La capacité d’Aung San Suu Kyi, conseillère de l’État et chef de facto du gouvernement civil du Myanmar, à influer sur les événements est incertaine étant donné que l’armée fonctionne indépendamment de toute supervision civile et conserve le contrôle de larges pans du gouvernement. Elle s’est cependant abstenue de s’exprimer contre ces atrocités, et semble y être réticente ou se trouver dans l’incapacité de le faire.
« Les autorités du Myanmar ont choisi de fermer les yeux sur les violations commises par l’armée dans l’État d’Arakan. Ces abus absolument indéfendables doivent cesser immédiatement, et des enquêtes indépendantes doivent avoir lieu afin que les responsables présumés soient amenés à rendre des comptes », a déclaré Rafendi Djamin.

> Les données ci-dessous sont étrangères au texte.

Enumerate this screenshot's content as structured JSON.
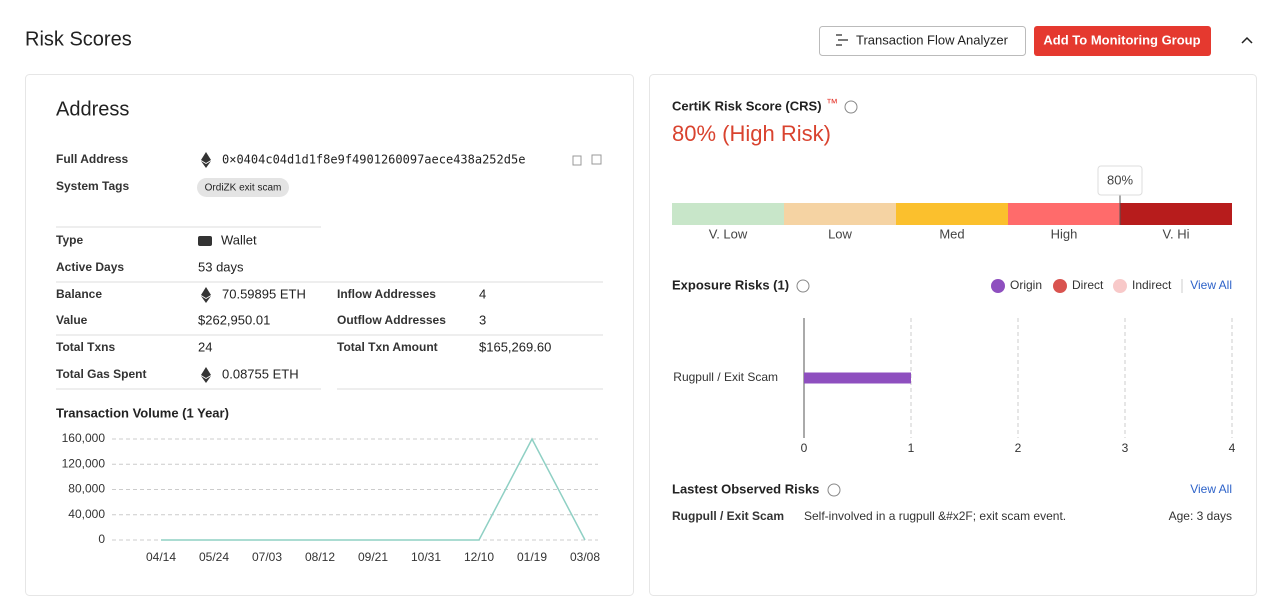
{
  "header": {
    "title": "Risk Scores",
    "buttons": [
      "Transaction Flow Analyzer",
      "Add To Monitoring Group"
    ]
  },
  "address": {
    "title": "Address",
    "full_address": {
      "label": "Full Address",
      "value": "0×0404c04d1d1f8e9f4901260097aece438a252d5e"
    },
    "system_tags": {
      "label": "System Tags",
      "tags": [
        "OrdiZK exit scam"
      ]
    },
    "stats_left": [
      [
        "Type",
        "Wallet"
      ],
      [
        "Active Days",
        "53 days"
      ],
      [
        "Balance",
        "70.59895 ETH"
      ],
      [
        "Value",
        "$262,950.01"
      ],
      [
        "Total Txns",
        "24"
      ],
      [
        "Total Gas Spent",
        "0.08755 ETH"
      ]
    ],
    "stats_right": [
      [
        "Inflow Addresses",
        "4"
      ],
      [
        "Outflow Addresses",
        "3"
      ],
      [
        "Total Txn Amount",
        "$165,269.60"
      ]
    ]
  },
  "crs": {
    "title": "CertiK Risk Score (CRS)",
    "trademark": "™",
    "score": "80% (High Risk)",
    "lim": [
      0,
      100
    ],
    "marker": {
      "value": 80,
      "label": "80%"
    },
    "levels": [
      {
        "label": "V. Low",
        "color": "#c8e6c9"
      },
      {
        "label": "Low",
        "color": "#f5d3a3"
      },
      {
        "label": "Med",
        "color": "#fbc02d"
      },
      {
        "label": "High",
        "color": "#ff6b6b"
      },
      {
        "label": "V. Hi",
        "color": "#b71c1c"
      }
    ]
  },
  "exposure": {
    "title": "Exposure Risks (1)",
    "view_all": "View All"
  },
  "observed": {
    "title": "Lastest Observed Risks",
    "view_all": "View All",
    "rows": [
      {
        "name": "Rugpull / Exit Scam",
        "description": "Self-involved in a rugpull &#x2F; exit scam event.",
        "age": "Age: 3 days"
      }
    ]
  },
  "chart_data": [
    {
      "type": "line",
      "title": "Transaction Volume (1 Year)",
      "categories": [
        "04/14",
        "05/24",
        "07/03",
        "08/12",
        "09/21",
        "10/31",
        "12/10",
        "01/19",
        "03/08"
      ],
      "values": [
        0,
        0,
        0,
        0,
        0,
        0,
        0,
        160000,
        0
      ],
      "color": "#8fd0c4",
      "ylim": [
        0,
        160000
      ],
      "yticks": [
        0,
        {
          "value": 40000,
          "label": "40,000"
        },
        {
          "value": 80000,
          "label": "80,000"
        },
        {
          "value": 120000,
          "label": "120,000"
        },
        {
          "value": 160000,
          "label": "160,000"
        }
      ],
      "grid": true
    },
    {
      "type": "hbar",
      "categories": [
        "Rugpull / Exit Scam"
      ],
      "series": [
        {
          "name": "Origin",
          "color": "#8e4fbf",
          "values": [
            1
          ]
        },
        {
          "name": "Direct",
          "color": "#d9534f",
          "values": [
            0
          ]
        },
        {
          "name": "Indirect",
          "color": "#f8c9c9",
          "values": [
            0
          ]
        }
      ],
      "xlim": [
        0,
        4
      ],
      "xticks": [
        0,
        1,
        2,
        3,
        4
      ],
      "grid": true
    }
  ]
}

Le désespoir au Bangladesh
Des dizaines de milliers de Rohingyas en quête de sécurité ont franchi la frontière du Bangladesh au cours des deux derniers mois. Le nombre exact de réfugiés est impossible à déterminer, mais les Nations unies estiment qu’ils sont au moins 27 000.
En réaction à cet afflux, le Bangladesh a renforcé sa politique de longue date consistant à garder sa frontière avec le Myanmar fermée, et a arrêté et renvoyé des milliers de personnes ayant essayé de fuir. Cela est pourtant illégal aux termes du droit international, car il s’agit d’une atteinte au principe de « non-refoulement », qui interdit absolument le renvoi forcé d’une personne dans un pays ou une zone où elle court un risque réel d’être victime de graves violations des droits fondamentaux.
La menace d’une arrestation et d’une expulsion a poussé les Rohingyas ayant fui à se cacher dans des camps, des villages et des forêts du sud-est du Bangladesh. Ils vivent dans des conditions misérables car le gouvernement a imposé de fortes restrictions à l’aide humanitaire, afin de lutter contre le facteur d’attraction.
« Le gouvernement bangladais doit ouvrir ses frontières aux demandeurs et demandeuses d’asile, et cesser de traiter comme des criminels les Rohingyas poussés à fuir par le désespoir. Des organisations humanitaires doivent être autorisées à se rendre auprès des dizaines de milliers de personnes ayant fui de terribles violations au Myanmar », a déclaré Champa Patel, directrice pour l’Asie du Sud à Amnesty International.